Fix: reduce “Waiting on concurrency group” #8

yonran · 2023-08-18T09:47:34Z

fix: make deploy steps from different builds unordered

When setting the attribute concurrency_group on deploy steps, set concurrency_method: eager. By default (ordered), a BuildKite build’s deploy steps will wait for all the smoke_test and build steps of a previous build. This is a problem in rollbacks, which run much faster than normal builds because they have no smoke_test or build steps, so they are likely to reach their deploy steps before the previous build does.

This will make concurrency: 1 act in a similar manner to controlling concurrency by limiting the number of deploy queues. See BuildKite Docs: Controlling Concurrency: Controlling command Order.

fix: Allow concurrent validation_test steps

(this commit was removed)

Set the concurrency and concurrency_group attributes only on deploy steps, not validation_test, so that a validation_test step does not block another BuildKite build’s deploy step. Note that one build’s validation_test may fail if another build deploys some other code, but that is something we will just have to be aware of when two deploys happen right after each other.

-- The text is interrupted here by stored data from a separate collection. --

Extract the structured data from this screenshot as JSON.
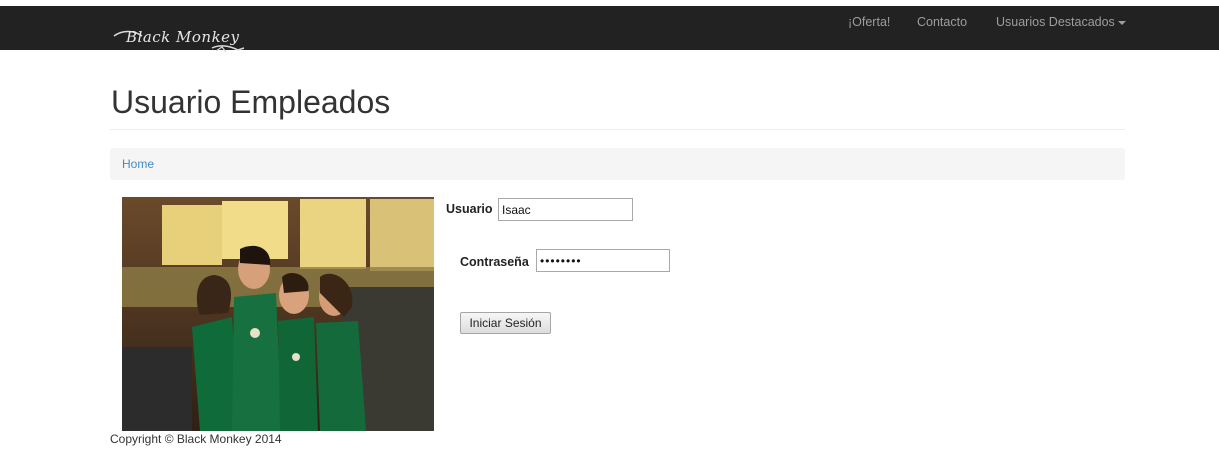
{
  "navbar": {
    "brand": "Black Monkey",
    "items": [
      {
        "label": "¡Oferta!"
      },
      {
        "label": "Contacto"
      },
      {
        "label": "Usuarios Destacados"
      }
    ]
  },
  "page": {
    "title": "Usuario Empleados"
  },
  "breadcrumb": {
    "home": "Home"
  },
  "login": {
    "usuario_label": "Usuario",
    "usuario_value": "Isaac",
    "password_label": "Contraseña",
    "password_value": "Isaac123",
    "submit_label": "Iniciar Sesión"
  },
  "footer": {
    "copyright": "Copyright © Black Monkey 2014"
  },
  "colors": {
    "navbar_bg": "#222222",
    "nav_text": "#9d9d9d",
    "link": "#428bca",
    "breadcrumb_bg": "#f5f5f5"
  }
}
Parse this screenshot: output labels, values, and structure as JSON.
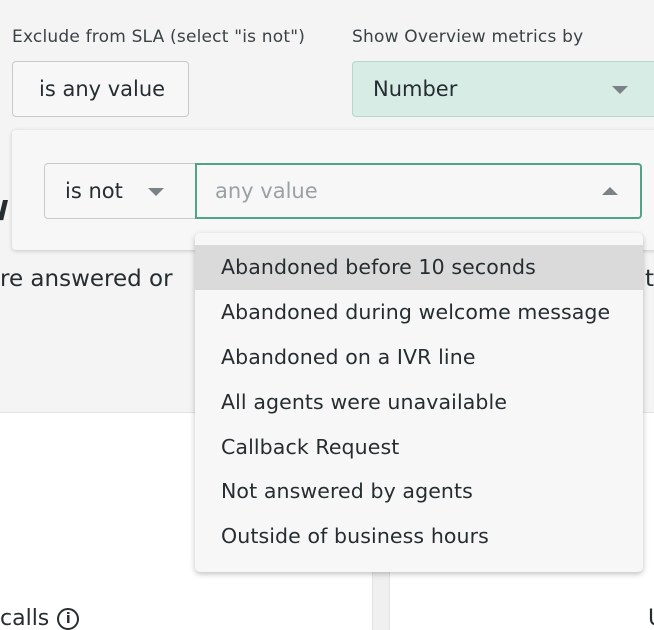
{
  "filters": {
    "exclude_sla": {
      "label": "Exclude from SLA (select \"is not\")",
      "value": "is any value"
    },
    "overview_metrics": {
      "label": "Show Overview metrics by",
      "value": "Number"
    }
  },
  "popover": {
    "operator": "is not",
    "value_placeholder": "any value"
  },
  "dropdown": {
    "options": [
      "Abandoned before 10 seconds",
      "Abandoned during welcome message",
      "Abandoned on a IVR line",
      "All agents were unavailable",
      "Callback Request",
      "Not answered by agents",
      "Outside of business hours"
    ],
    "highlighted_index": 0
  },
  "background": {
    "heading_fragment": "W",
    "subtext_fragment_left": "re answered or",
    "subtext_fragment_right": "t",
    "calls_label": "calls",
    "info_glyph": "i",
    "right_fragment": "U"
  },
  "colors": {
    "accent_green": "#4fa58a",
    "select_green_bg": "#d6ece5",
    "highlight_row": "#dadada"
  }
}
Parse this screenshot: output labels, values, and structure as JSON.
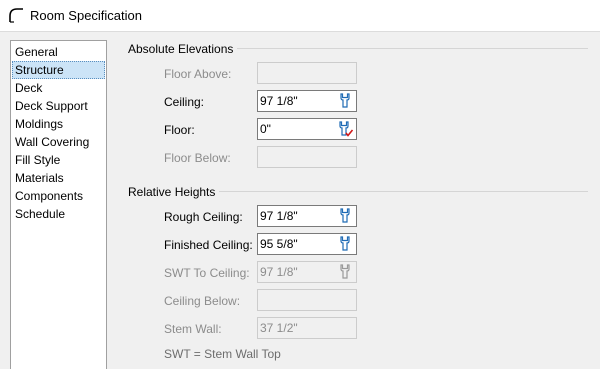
{
  "window": {
    "title": "Room Specification"
  },
  "sidebar": {
    "items": [
      {
        "label": "General",
        "selected": false
      },
      {
        "label": "Structure",
        "selected": true
      },
      {
        "label": "Deck",
        "selected": false
      },
      {
        "label": "Deck Support",
        "selected": false
      },
      {
        "label": "Moldings",
        "selected": false
      },
      {
        "label": "Wall Covering",
        "selected": false
      },
      {
        "label": "Fill Style",
        "selected": false
      },
      {
        "label": "Materials",
        "selected": false
      },
      {
        "label": "Components",
        "selected": false
      },
      {
        "label": "Schedule",
        "selected": false
      }
    ]
  },
  "absolute": {
    "title": "Absolute Elevations",
    "floor_above": {
      "label": "Floor Above:",
      "value": ""
    },
    "ceiling": {
      "label": "Ceiling:",
      "value": "97 1/8\""
    },
    "floor": {
      "label": "Floor:",
      "value": "0\""
    },
    "floor_below": {
      "label": "Floor Below:",
      "value": ""
    }
  },
  "relative": {
    "title": "Relative Heights",
    "rough_ceiling": {
      "label": "Rough Ceiling:",
      "value": "97 1/8\""
    },
    "finished_ceiling": {
      "label": "Finished Ceiling:",
      "value": "95 5/8\""
    },
    "swt_to_ceiling": {
      "label": "SWT To Ceiling:",
      "value": "97 1/8\""
    },
    "ceiling_below": {
      "label": "Ceiling Below:",
      "value": ""
    },
    "stem_wall": {
      "label": "Stem Wall:",
      "value": "37 1/2\""
    }
  },
  "footnote": "SWT = Stem Wall Top",
  "colors": {
    "accent_check": "#d01818",
    "selected_bg": "#cce4f7"
  },
  "icons": {
    "title": "room-arch-icon",
    "field": "wrench-icon",
    "floor_field": "wrench-check-icon"
  }
}
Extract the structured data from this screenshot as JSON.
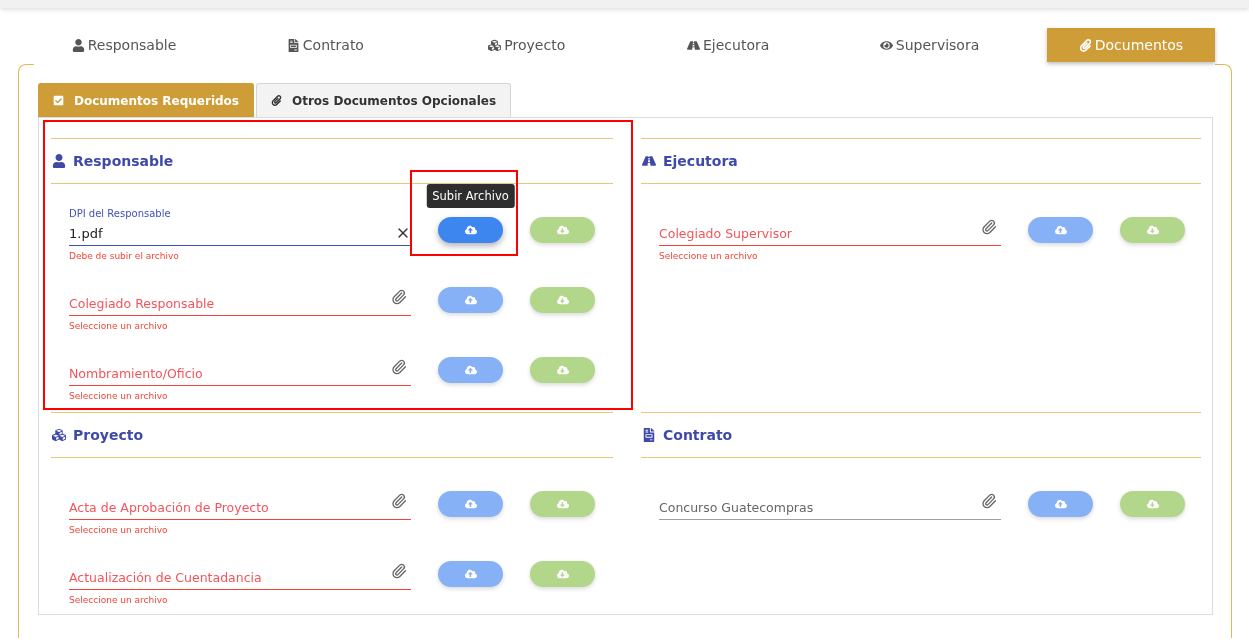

~~This will make the behavior more similar to the previous behavior. validation_test runs on a different queue than deploy so it never used to block deploy before we added concurrency_group.~~

When setting the attribute concurrency_group on deploy steps, set concurrency_method: eager. By default (ordered), a BuildKite build’s deploy steps will wait for all the smoke_test and build steps of a previous build. This is a problem in rollbacks, which run much faster than normal builds because they have no smoke_test or build steps, so they are likely to reach their deploy steps before the previous build does.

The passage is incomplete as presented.